Câblage RJ45 maison neuve : guide complet réseau
Câbler une maison neuve en RJ45, c’est le chantier le plus rentable du second œuvre : 250 à 600 € de matériel pour une installation qui durera 25 ans et débitera 10 Gbit/s à chaque prise, là où le Wi-Fi sature et vieillit en 4 à 6 ans. Pendant que les cloisons sont ouvertes, tirer 12 à 16 câbles vers un coffret VDI central prend une demi-journée. Refaire passer ces câbles après finitions ? Trois jours et des saignées dans le placo. Ce guide t’aide à choisir la bonne catégorie de câble, à dimensionner ton coffret, à sertir tes prises T568B et à tester un réseau qui ne lâchera pas en 2040.
Pourquoi câbler en RJ45 plutôt que tout passer en Wi-Fi
C’est la question que tout autoconstructeur se pose : le Wi-Fi 6E et le Wi-Fi 7 promettent 5 à 10 Gbit/s, est-ce que le filaire a encore un sens en 2026 ? Réponse courte : oui, plus que jamais. Voici pourquoi.
D’abord la stabilité : un câble RJ45 cat 6A délivre 10 Gbit/s symétriques, 24 h/24, sans perte ni latence variable. Le Wi-Fi varie selon la distance, les murs, les voisins (16 à 30 % de bande perdue dès qu’un voisin émet sur le même canal), la météo (humidité affecte le 5 GHz). Pour visioconférence, gaming, sauvegarde NAS ou télétravail intensif, le filaire reste indétrônable.
Ensuite la sécurité : un câble Ethernet n’est pas piratable à distance. Un Wi-Fi WPA3 est solide, mais l’historique des protocoles WEP (cassé en 2001), WPA (2004), WPA2-KRACK (2017) montre que ce qui est sécurisé aujourd’hui peut tomber demain. Le filaire, lui, n’a pas cette surface d’attaque.
Enfin l’alimentation : avec le PoE (Power over Ethernet, voir plus bas), un seul câble RJ45 alimente caméras IP, points d’accès Wi-Fi plafond, téléphones IP, sonnettes connectées. Pas de bloc d’alimentation à prévoir à chaque emplacement, pas de prise 230 V supplémentaire à tirer. Économie de câblage et propreté visuelle.
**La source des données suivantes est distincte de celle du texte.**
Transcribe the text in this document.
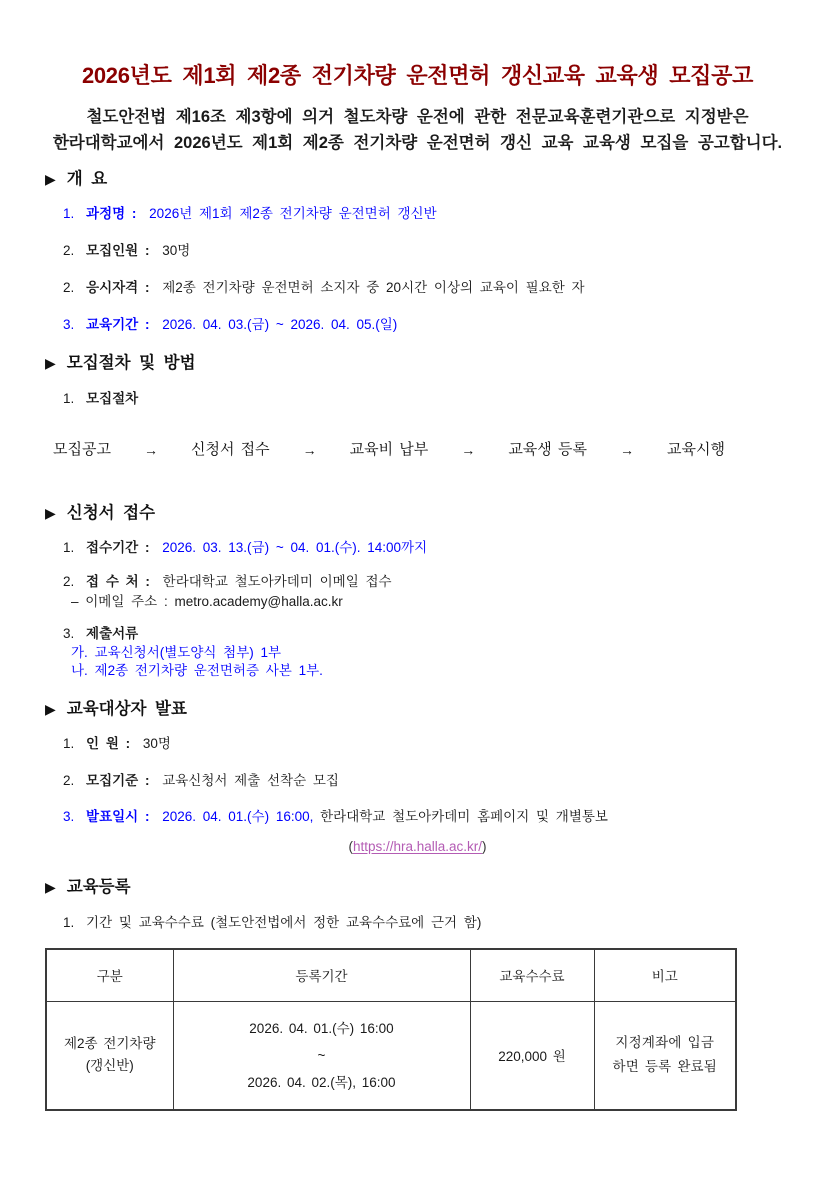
2026년도 제1회 제2종 전기차량 운전면허 갱신교육 교육생 모집공고
철도안전법 제16조 제3항에 의거 철도차량 운전에 관한 전문교육훈련기관으로 지정받은
한라대학교에서 2026년도 제1회 제2종 전기차량 운전면허 갱신 교육 교육생 모집을 공고합니다.
▶ 개 요
1. 과정명 : 2026년 제1회 제2종 전기차량 운전면허 갱신반
2. 모집인원 : 30명
2. 응시자격 : 제2종 전기차량 운전면허 소지자 중 20시간 이상의 교육이 필요한 자
3. 교육기간 : 2026. 04. 03.(금) ~ 2026. 04. 05.(일)
▶ 모집절차 및 방법
1. 모집절차
모집공고 → 신청서 접수 → 교육비 납부 → 교육생 등록 → 교육시행
▶ 신청서 접수
1. 접수기간 : 2026. 03. 13.(금) ~ 04. 01.(수). 14:00까지
2. 접 수 처 : 한라대학교 철도아카데미 이메일 접수
– 이메일 주소 : metro.academy@halla.ac.kr
3. 제출서류
가. 교육신청서(별도양식 첨부) 1부
나. 제2종 전기차량 운전면허증 사본 1부.
▶ 교육대상자 발표
1. 인 원 : 30명
2. 모집기준 : 교육신청서 제출 선착순 모집
3. 발표일시 : 2026. 04. 01.(수) 16:00, 한라대학교 철도아카데미 홈페이지 및 개별통보
(https://hra.halla.ac.kr/)
▶ 교육등록
1. 기간 및 교육수수료 (철도안전법에서 정한 교육수수료에 근거 함)
구분	등록기간	교육수수료	비고

제2종 전기차량
(갱신반)	2026. 04. 01.(수) 16:00
~
2026. 04. 02.(목), 16:00	220,000 원	지정계좌에 입금
하면 등록 완료됨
Le filaire et le Wi-Fi sont complémentaires. On câble en RJ45 pour les postes fixes (TV, PC fixes, NAS, caméras) et pour alimenter des points d’accès Wi-Fi plafond qui distribuent eux-mêmes le sans-fil aux smartphones et tablettes. C’est cette architecture qu’on déroule ici.
Conseil : profite du chantier de second œuvre, pendant que les cloisons sont ouvertes et les gaines en cours de pose, pour tirer tes câbles RJ45. Le surcoût est minime (le câble vaut moins cher que la main d’œuvre future), et tu ne pourras plus le faire après la pose du placo sans saignée. Coordonne avec la pose des gaines électriques : même technique, gaines ICTA séparées du 230 V.
Choisir sa catégorie de câble : Cat 5e, Cat 6, Cat 6A ou Cat 7
Le câble RJ45 existe en plusieurs catégories (Cat) qui définissent ses performances. Le connecteur reste un RJ45 standard, mais le câble interne et la prise femelle changent. Voici comment trancher en 2026.
Cat 5e : à éviter en neuf
Le standard des années 2000, plafonné à 1 Gbit/s. Il fonctionnera encore 15 ans, mais tu te prives volontairement d’une marge. Le prix au mètre n’est inférieur que de 30 à 40 % à du Cat 6A. Aucune raison rationnelle de poser du Cat 5e en 2026 dans une maison neuve.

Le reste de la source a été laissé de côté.